Forte Numbers: A Very Short Primer


In my own practice I've been making less use of scale and arpeggio language lately and looking at more neutral, atonal terminology instead. There's a good chance this will show up in some upcoming posts so here's a primer.

In 12-tone music we're interested in working with collections of notes that can be used to give a specific "flavour" to a melodic line or harmony. In fact, as with scales and arpeggios, the notes aren't the important part: it's the intervallic structure they define that matters.

Look at a major triad: it's 1-3-5, meaning the first, third and fifth notes of the major scale in the appropriate key. But if we're not thinking tonally, this is less helpful. We'd prefer to say something like the following. Start on any note. Go up 4 semitones and you get the next note. Go up another 3 semitones and you get the third note. That's a major triad.

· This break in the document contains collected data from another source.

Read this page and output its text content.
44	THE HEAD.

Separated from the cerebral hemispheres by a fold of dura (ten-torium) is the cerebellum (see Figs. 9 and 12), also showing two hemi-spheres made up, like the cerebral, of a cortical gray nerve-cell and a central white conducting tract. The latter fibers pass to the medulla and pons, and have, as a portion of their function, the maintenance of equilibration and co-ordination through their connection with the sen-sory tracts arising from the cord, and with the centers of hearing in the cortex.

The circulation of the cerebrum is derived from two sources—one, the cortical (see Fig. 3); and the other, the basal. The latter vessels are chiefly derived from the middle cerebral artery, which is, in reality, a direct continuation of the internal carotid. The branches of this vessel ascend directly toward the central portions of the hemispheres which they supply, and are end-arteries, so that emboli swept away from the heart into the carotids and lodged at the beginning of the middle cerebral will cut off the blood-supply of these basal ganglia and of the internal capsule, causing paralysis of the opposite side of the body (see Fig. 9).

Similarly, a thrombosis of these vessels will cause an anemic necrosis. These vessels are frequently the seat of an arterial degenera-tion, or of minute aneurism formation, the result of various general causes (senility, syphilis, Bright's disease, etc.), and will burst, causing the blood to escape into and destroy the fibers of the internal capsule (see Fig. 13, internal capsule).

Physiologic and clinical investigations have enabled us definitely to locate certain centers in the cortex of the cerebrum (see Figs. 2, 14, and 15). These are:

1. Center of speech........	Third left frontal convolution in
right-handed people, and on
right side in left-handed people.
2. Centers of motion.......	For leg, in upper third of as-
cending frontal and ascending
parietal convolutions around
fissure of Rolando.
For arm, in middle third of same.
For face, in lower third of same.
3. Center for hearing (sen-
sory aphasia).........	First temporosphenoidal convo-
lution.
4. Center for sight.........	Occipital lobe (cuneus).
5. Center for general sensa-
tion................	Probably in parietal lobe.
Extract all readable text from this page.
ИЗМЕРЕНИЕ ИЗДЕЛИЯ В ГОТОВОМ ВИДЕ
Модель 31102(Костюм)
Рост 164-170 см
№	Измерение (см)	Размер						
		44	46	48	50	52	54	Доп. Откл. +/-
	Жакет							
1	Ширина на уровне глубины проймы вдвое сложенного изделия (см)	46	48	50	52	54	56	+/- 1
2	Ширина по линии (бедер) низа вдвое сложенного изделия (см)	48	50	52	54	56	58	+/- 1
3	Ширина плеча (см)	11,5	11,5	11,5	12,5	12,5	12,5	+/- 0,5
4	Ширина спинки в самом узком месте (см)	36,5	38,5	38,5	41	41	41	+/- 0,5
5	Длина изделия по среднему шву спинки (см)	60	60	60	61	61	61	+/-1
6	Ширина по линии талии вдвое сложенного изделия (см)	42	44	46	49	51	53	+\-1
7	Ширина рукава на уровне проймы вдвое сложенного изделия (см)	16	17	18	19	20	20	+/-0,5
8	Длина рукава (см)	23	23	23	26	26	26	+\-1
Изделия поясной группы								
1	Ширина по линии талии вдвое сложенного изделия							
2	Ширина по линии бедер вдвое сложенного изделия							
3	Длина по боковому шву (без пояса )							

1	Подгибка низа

The problem is that you can voice the major triad in different ways, leading to different recipes. For example: start on any note, go up 7 semitones, then go up another 9. That produces the "same" major triad. Of course it's not the same, but it does contain notes with the same names (C, E and G) and we consider it to be the same type of thing.

So we need a way to gather up all the many ways to make a "major triad" into one box. We can do this by minimizing the intervals involved, following a standard recipe. The exact recipe isn't important for us: what matters is that it can be done. The resulting notes are said to be in "normal form".

In fact you can take any collection of the 12 notes of the chromatic scale and once you put them into normal form there aren't actually that many possibilities. They were (AFAIK) first listed by Allen Forte in his important 1973 book The Structure of Atonal Music.

Forte identifies each possibility by a pair of numbers like 3-11. The first number says how many notes are in it. The second it just its position in his list. It so happens that 3-11 is the major triad. Although they're a bit arbitrary, Forte's numbers have become a universal way to talk about collections of notes -- "pitch class sets", in the jargon -- without leaning on older tonal language that isn't always appropriate.

Here is Wikipedia's version of Forte's list. It's a bit nicer than the one in the original book. Wiki can be awful for music theory but in this case they did a good job. If you sometimes want to look up the Forte number of a bunch of notes of interest, along with a lot of other information, this calculator is worth bookmarking.

Here's a bit more about how this stuff works in case you're curious, but I'm unlikely to get deep into this stuff in posts here simply because it's not very accessible to casual readers. For the purposes of this blog we'll mostly use Forte's names for things that don't have good names already.